女子サッカーの「2023-24 WEリーグカップ」は10月1日でグループステージが終了。最終節で勝てば決勝に進める可能性があったグループBのINAC神戸レオネッサは、アルビレックス新潟レディースに0-1と惜敗。この結果、2勝3敗の勝点6で6チーム中5位となり、グループステージでの敗退が決まりました。元なでしこジャパン(日本女子代表)DF川上直子氏は2日放送のラジオ番組『カンピオーネ!レオネッサ!!』(ラジオ関西)で、同リーグカップを振り返って、INAC神戸の課題を指摘していました。
1日午後3時から大阪のヨドコウ桜スタジアムで新潟L戦に臨んだ、INAC神戸。GK山下杏也加選手は欠場したものの、FW田中美南選手、DF守屋都弥選手、DF三宅史織選手といった女子W杯出場組もそろったなかで勝利を狙いに行きましたが、そこに立ちはだかったのは、新潟Lの元INAC神戸勢でした。
前半18分、今シーズンから新潟Lの一員となったMF川澄奈穂美選手の右クロスにFW道上彩花選手がヘッドであわせてゴール。この1点がINAC神戸には最後まで重くのしかかりました。新潟Lの倍となる20本のシュートを放って反撃したWEリーグ初代王者でしたが、得点には至らず。同時刻に行われた試合で日テレ・東京ヴェルディベレーザがちふれASエルフェン埼玉に2-5と敗れていたため、勝てば自力で決勝に進めていたのですが、それもかなわず、悔しい敗戦となりました。
リーグカップ5試合の内容について、川上氏は、「試合のなかでチグハグな面が多い。INACとしてはもっとしっかりとつないでいきたいサッカーをしたいのだと思うが、スペースに蹴ってしまって、後追いみたいになっている。そういうサッカーをたぶん目指しているんじゃないよなと。全員がそうというわけじゃないが、『いま、こうやってゴールを取りに行こうよ』という意思の疎通のところで、全員での共通理解が持てていないのかなと。そういう場面もありますね」と、課題をあげていました。
番組リスナーからも「監督はサイドから攻撃したいのに戦略が浸透していない。スペイン人監督に日本では成功するのは長期的な時間がいるから難しいシーズンになりそうな予感。開幕までどれだけポジションサッカーができるかがカギ」という厳しい声も寄せられていました。
これについて、川上氏は、「外からクロスが結構入っていたと思うが、中がすごくチャンスだとは観ている方としては思えない。
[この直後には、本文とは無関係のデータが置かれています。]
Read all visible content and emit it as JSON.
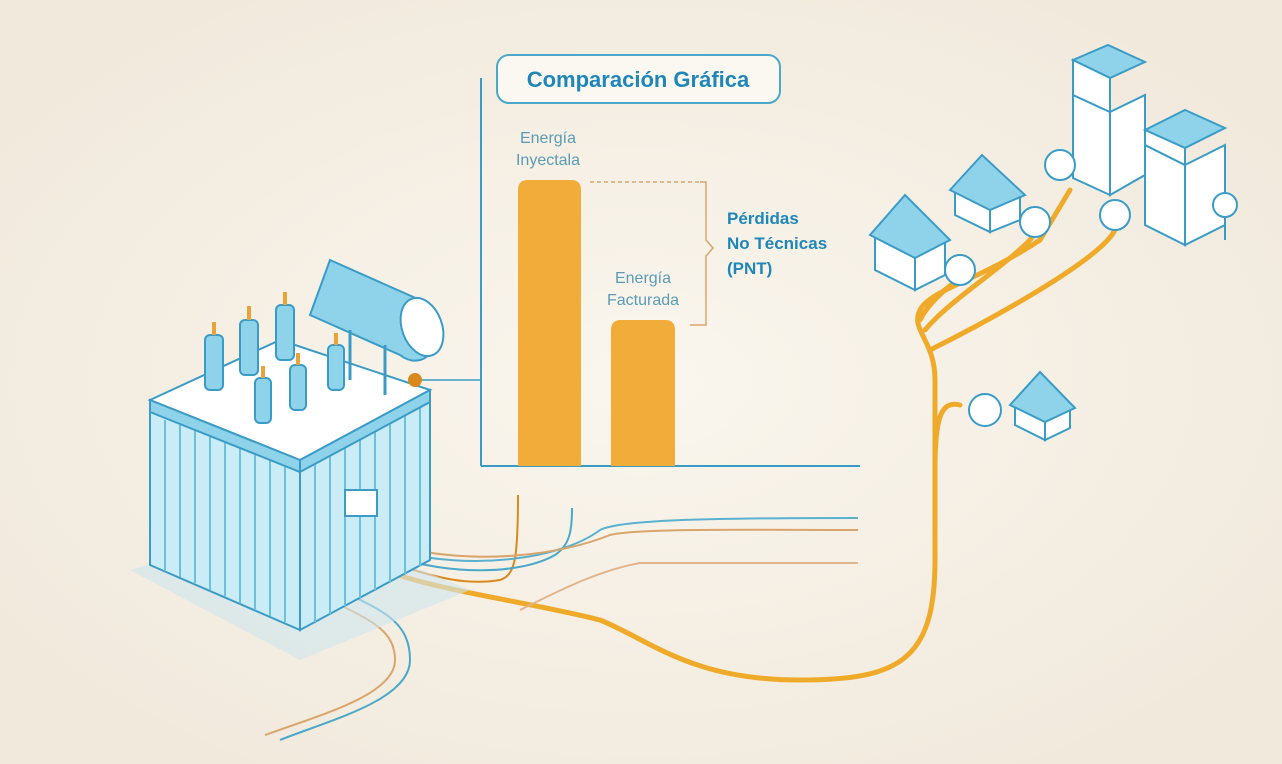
{
  "panel": {
    "title": "Comparación Gráfica",
    "bars": [
      {
        "label": [
          "Energía",
          "Inyectala"
        ]
      },
      {
        "label": [
          "Energía",
          "Facturada"
        ]
      }
    ]
  },
  "annotation": {
    "lines": [
      "Pérdidas",
      "No Técnicas",
      "(PNT)"
    ]
  }
}
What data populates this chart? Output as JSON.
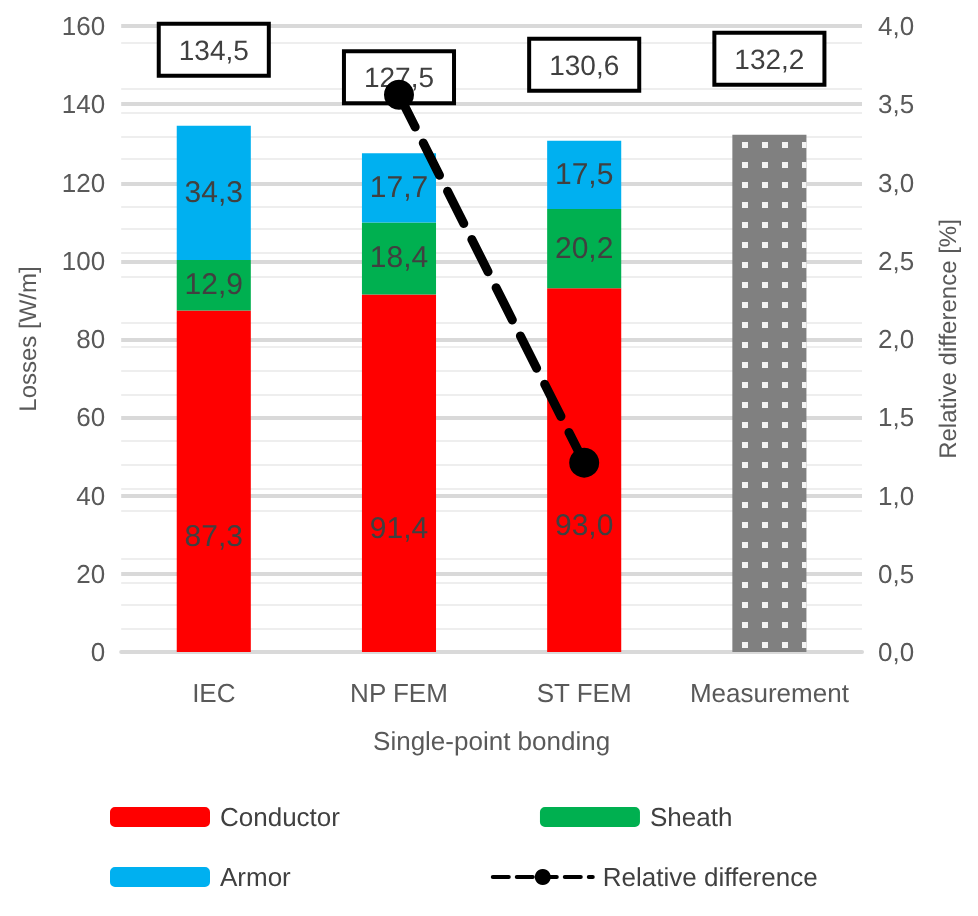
{
  "chart_data": {
    "type": "bar",
    "stacked": true,
    "categories": [
      "IEC",
      "NP FEM",
      "ST FEM",
      "Measurement"
    ],
    "xlabel": "Single-point bonding",
    "ylabel": "Losses [W/m]",
    "y2label": "Relative difference [%]",
    "ylim": [
      0,
      160
    ],
    "yticks": [
      0,
      20,
      40,
      60,
      80,
      100,
      120,
      140,
      160
    ],
    "y2lim": [
      0,
      4
    ],
    "y2ticks": [
      {
        "value": 0,
        "label": "0,0"
      },
      {
        "value": 0.5,
        "label": "0,5"
      },
      {
        "value": 1,
        "label": "1,0"
      },
      {
        "value": 1.5,
        "label": "1,5"
      },
      {
        "value": 2,
        "label": "2,0"
      },
      {
        "value": 2.5,
        "label": "2,5"
      },
      {
        "value": 3,
        "label": "3,0"
      },
      {
        "value": 3.5,
        "label": "3,5"
      },
      {
        "value": 4,
        "label": "4,0"
      }
    ],
    "series": [
      {
        "name": "Conductor",
        "color": "#ff0000",
        "values": [
          87.3,
          91.4,
          93.0,
          null
        ],
        "value_labels": [
          "87,3",
          "91,4",
          "93,0",
          null
        ]
      },
      {
        "name": "Sheath",
        "color": "#00b050",
        "values": [
          12.9,
          18.4,
          20.2,
          null
        ],
        "value_labels": [
          "12,9",
          "18,4",
          "20,2",
          null
        ]
      },
      {
        "name": "Armor",
        "color": "#00b0f0",
        "values": [
          34.3,
          17.7,
          17.5,
          null
        ],
        "value_labels": [
          "34,3",
          "17,7",
          "17,5",
          null
        ]
      },
      {
        "color": "#808080",
        "values": [
          null,
          null,
          null,
          132.2
        ]
      },
      {
        "name": "Relative difference",
        "type": "line",
        "axis": "y2",
        "color": "#000000",
        "values": [
          null,
          3.56,
          1.21,
          null
        ],
        "marker": "circle",
        "line_style": "dashed"
      }
    ],
    "totals": [
      "134,5",
      "127,5",
      "130,6",
      "132,2"
    ],
    "grid": "y",
    "legend": "bottom"
  }
}
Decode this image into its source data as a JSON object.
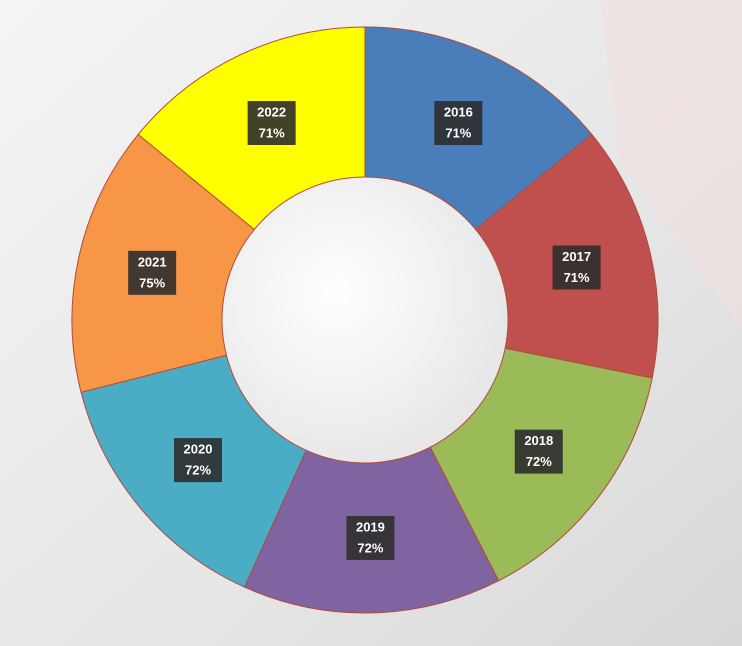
{
  "chart_data": {
    "type": "donut",
    "categories": [
      "2016",
      "2017",
      "2018",
      "2019",
      "2020",
      "2021",
      "2022"
    ],
    "values": [
      71,
      71,
      72,
      72,
      72,
      75,
      71
    ],
    "value_labels": [
      "71%",
      "71%",
      "72%",
      "72%",
      "72%",
      "75%",
      "71%"
    ],
    "colors": [
      "#4a7ebb",
      "#c0504d",
      "#9bbb59",
      "#8064a2",
      "#4bacc6",
      "#f79646",
      "#ffff00"
    ]
  }
}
迫力不足なのと、ゴール前に入っていく入り方が悪いのか、(ペナルティーエリア内に)人数がかけられていない。もっとゴール前の迫力が欲しいかなと思う」と述べていました。
今シーズンはスペイン人のジョルディ・フェロン新監督のもとで戦うINAC神戸。オフに中盤の主軸がそろって移籍したことなどや、女子W杯出場のなでしこ勢の新シーズン合流が遅れたことも重なり、今はチーム作りの途上。ただし、2021-22シーズン、2022-23シーズンと、公式戦で3敗ずつだったのが、このリーグカップ戦だけですでに3敗を喫したことで、常勝軍団には若干の不安もよぎります。
11月11日にはWEリーグが開幕しますが、それまでにWEリーグカップで出た課題を克服できるか、約1か月間の調整期間はクラブにとって今後を占う意味でも非常に重要なものとなるでしょう。なお、INAC神戸の開幕戦の相手は、今回と同じ新潟L。昨シーズンのリーグ戦でも敗れている難敵相手に、ホーム・ノエビアスタジアム神戸でのリベンジなるか、注目です。
川上氏は、「開幕まで1か月あるが、アジア2次予選の代表活動が入ってくるので、チームとして丸1か月をすごすわけにはいかない。それでも、代表以外のメンバー、特に若手はもっとがんばらないと。チャンスはそんなにないし、このままだと1年でクビになってしまう……プロ選手なのだからしっかりやらないと」と、叱咤激励していました。
一方、最終節で勝った新潟Lは勝点を8に伸ばし、同勝点の大宮アルディージャVENTUSを得失点差で上回って、初の決勝進出を果たしました。WEリーグカップ決勝ではグループAの1位サンフレッチェ広島レジーナと新潟Lが、14日に川崎・等々力陸上競技場で顔を合わせます。
長年INAC神戸でプレーした経験を持つ新潟Lの元なでしこMF川澄選手について、「みんな大好き川澄ちゃん」と愛情をこめて紹介する川上氏は、「アルビレックスが円陣を組んだとき、川澄選手がみんなに指示を出したり鼓舞したりしているのをみて、もうチームの中心になってやっているんだと感じた。道上選手とともに『古巣相手にやってやるんだ』という気持ちがあった」と称賛していました。